Refugee advocate Sara Nathan told Crikey the healthcare and mental health services at Villawood were “very minimal”. One man who had been in detention for a year had only had counselling once, she said, while another was filing a complaint with the Australian Human Rights Commission because he had yet to receive treatment for shrapnel lodged in his leg, despite repeated requests.
Executive director of the Refugee and Immigration Legal Centre David Manne said such breaches of duty of care may well expose the government and its private contractors to legal action.
“It’s crystal clear under Australian law that the government has a non-delegable duty of care towards people in detention, so while it can contract a private company to run the centre, it can’t contract out of its obligations to people it decides to detain,” Manne said, adding that he was not making comment on any specific case.
The federal government has paid $5.4 million in compensation to asylum seekers for injuries suffered in detention. More than 50 payments were made in the past two years. The Department of Immigration refused to confirm how many cases, if any, have been to court, saying only that “the majority were settled out of court”.
In March 2006, the government paid $400,000 compensation to an 11-year-old Iranian refugee for trauma suffered at Woomera detention centre. In December 2005, The family of Tongan man Viliami Tanginoa lodged a damages claim against the Department of Immigration and private contractor Australasian Correctional Management, five years after Tanginoa died in Melbourne’s Maribyrnong detention centre.
Josefa Rauluni’s brother, Geviga, has already said he will pursue legal action against the immigration department and Villawood detention centre operator Serco Australia. The department’s five-year contract with Serco — which runs every detention centre in the country, and another on Christmas Island — was valued at $411,450,000 when signed in June 2009, a department spokesperson told Crikey. The value of that contract would now be greater, given detention centre expansions undertaken by the Labor government in the past year.

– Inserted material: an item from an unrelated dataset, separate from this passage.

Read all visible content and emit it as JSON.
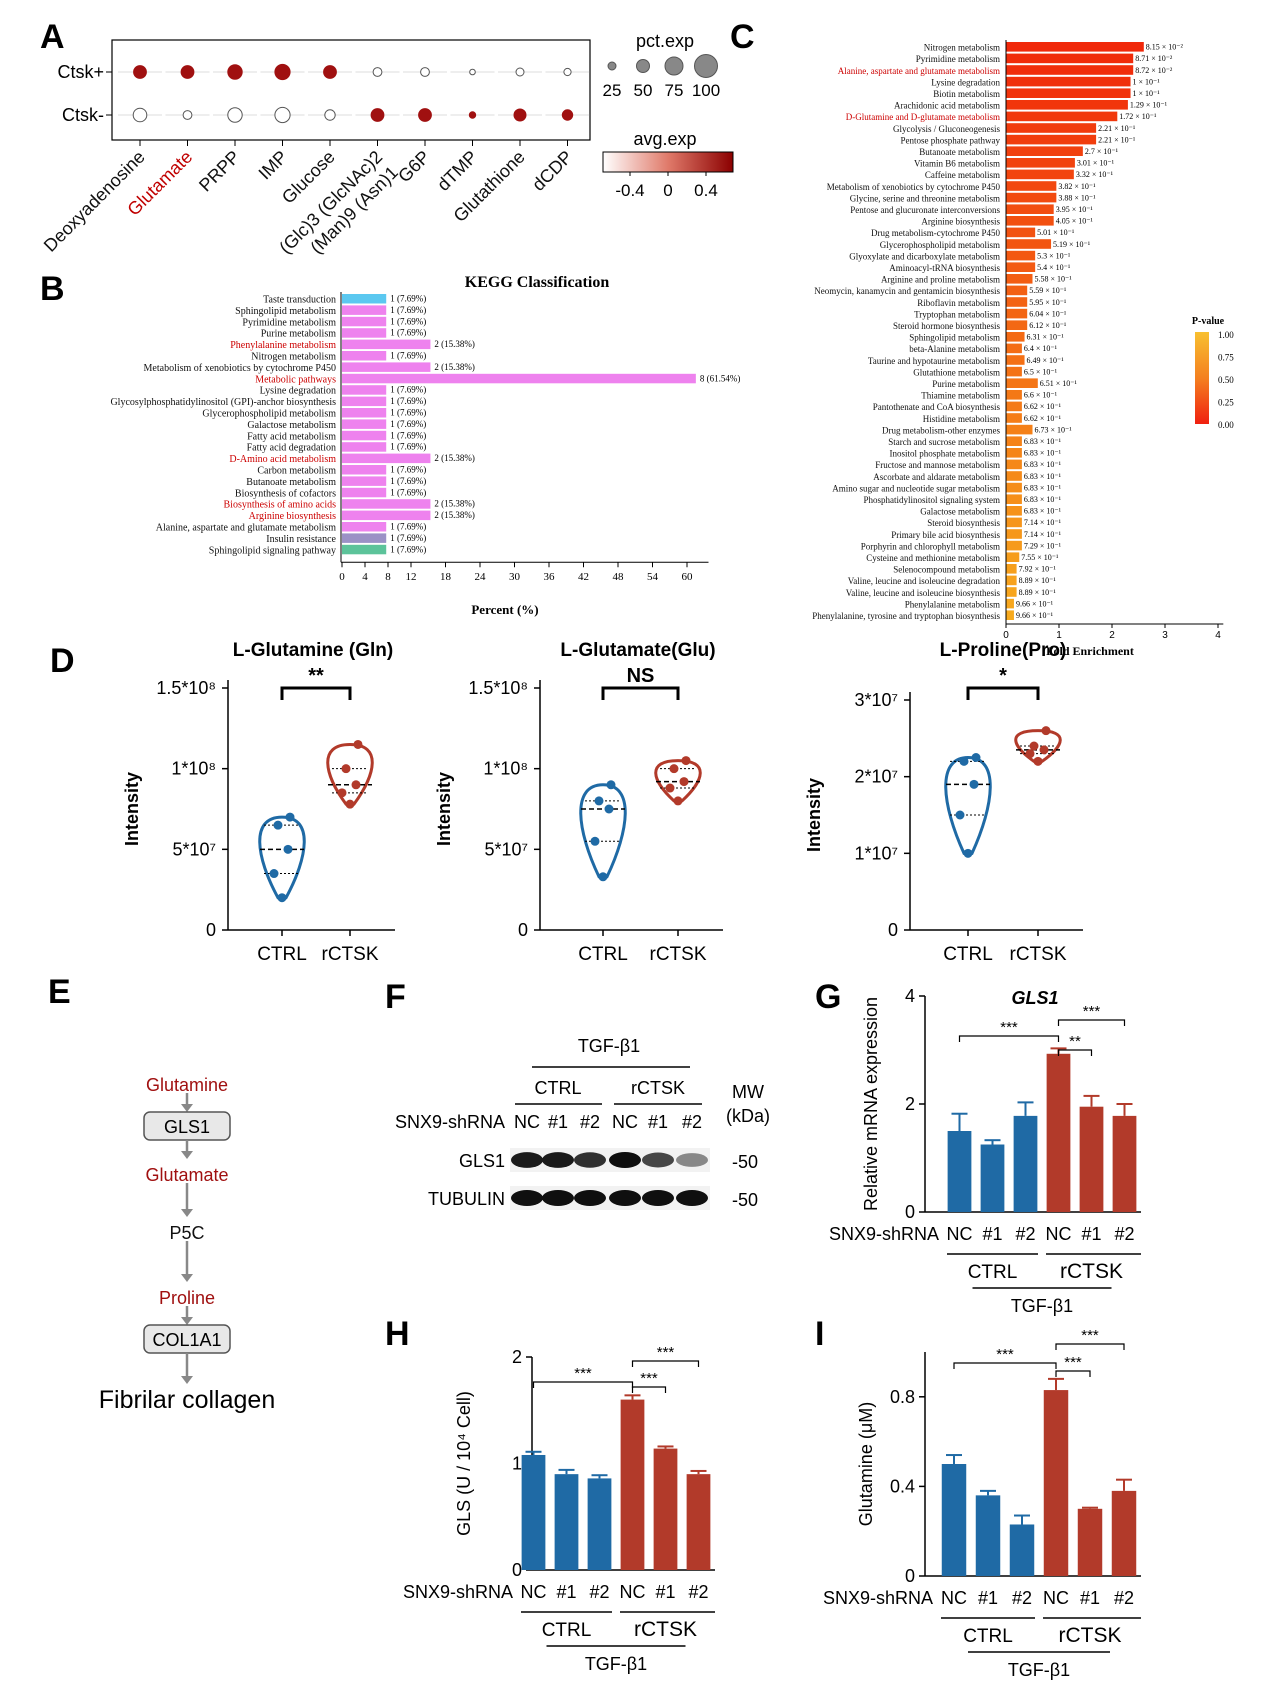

“It is the single most valuable detention centre contract in the world,” Singh said.
But while fear of litigation and increased scrutiny of detention centre deaths may provide some incentive for the government to improve conditions in immigration centres, the real issue is mandatory detention itself, he added.
It’s a policy that looks set to continue, with the government last week announcing a $50 million expansion of detention centres on the mainland.
“The whole policy militates against people surviving in detention. You have people sustaining long periods of detention … the mental health and the other health consequences of [which] are well known and devastating,” Singh said.
“It’s the framework in which all these deaths are occurring.”